The compiler can compute `x` while compiling the program.

This gets more powerful with types:

```zig
fn Pair(comptime T: type) type {
    return struct {
        first: T,
        second: T,
    };
}

const IntPair = Pair(i32);
```

Here, a function returns a type.

That means the compiler must execute `Pair(i32)` during compilation and create the resulting struct type.

So Stage2 needs more than parsing and type checking. It needs an interpreter for compile-time Zig.

#### Code Generation Backends

After semantic analysis, the compiler must produce target code.

Zig has used LLVM as an important backend. LLVM can optimize code and emit machine code for many architectures.

But Zig has also worked on its own backends.

Why?

Because depending entirely on LLVM has tradeoffs:

```text
LLVM is powerful but large
LLVM increases compiler build complexity
LLVM can slow down simple debug builds
LLVM behavior is not always easy to control
LLVM does not cover every desired compiler use case
```

Zig’s own backend work can help with faster compilation, better control, and simpler bootstrap paths.

A practical view:

```text
LLVM backend = strong optimization and broad target support
Zig native backends = more control and potential speed for some workflows
```

You do not need to choose between them as a beginner. Just know that Stage2 was designed to support a cleaner path from Zig source code to different backend strategies.

#### Incremental Compilation

One long-term goal of the newer compiler architecture is better incremental compilation.

Incremental compilation means the compiler should avoid rebuilding everything when only a small part of the program changes.

For example, if you edit one function, the compiler should ideally reuse previous work for the rest of the program.

That requires careful tracking:

```text
which files changed
which declarations changed
which types depend on which declarations
which compile-time values must be recomputed
which generated code is still valid
```

This is hard in any language.

It is especially hard in Zig because compile-time code can inspect and generate types.

Stage2’s internal design is intended to make this kind of tracking more manageable.

#### Error Messages

A compiler is also a user interface.

When the compiler rejects a program, it must explain why.

Bad error messages make a language painful.

Stage2 work also matters because better internal representations can support better diagnostics.

For example, when the compiler understands the path from source code to semantic failure, it can show:

```text
where the error happened
what type was expected
what type was found
which call caused the problem
which compile-time branch led here
```

Good diagnostics are not added at the end. They depend on architecture.

The compiler must keep enough source location and context information through each internal step.

#### Why Beginners Should Care

You do not need to understand Stage2 deeply to write Zig programs.

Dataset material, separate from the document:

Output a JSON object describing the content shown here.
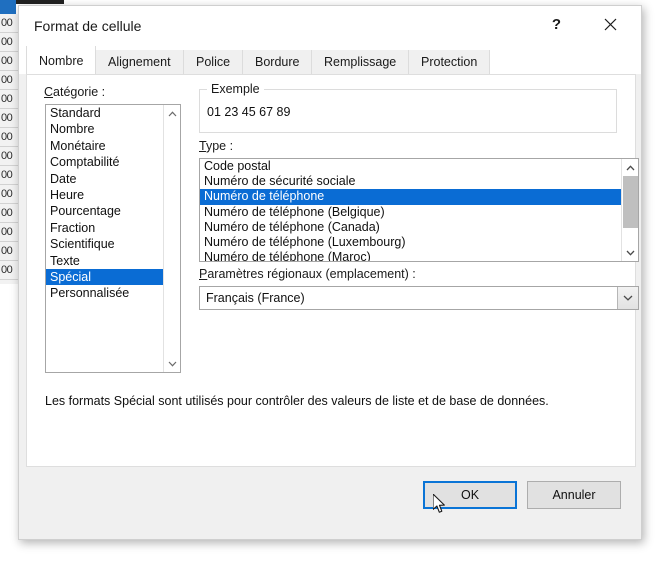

But you should know what it means because you will see it in discussions, issues, release notes, and compiler internals.

When someone says:

```text
this changed in stage2
```

they usually mean:

```text
this behavior belongs to the newer self-hosted compiler architecture
```

When someone says:

```text
stage2 caught this differently
```

they may be talking about improved semantic analysis, different diagnostics, or changed compiler behavior.

When someone says:

```text
stage2 backend
```

they may be talking about Zig’s newer code generation path rather than the older LLVM-centered path.

#### A Safe Mental Model

Use this model:

```text
Stage2 is the newer self-hosted Zig compiler architecture.

It parses Zig, lowers it into internal representations, analyzes it, runs compile-time code, generates target code, and links the final output.

Its purpose is to make Zig’s compiler faster, cleaner, more self-reliant, and easier to evolve.
```

That is enough for now.

Later, when you read the compiler source, you can connect the names to files and systems:

```text
AST
ZIR
Sema
AIR
codegen
linker
```

Stage2 is where these pieces come together.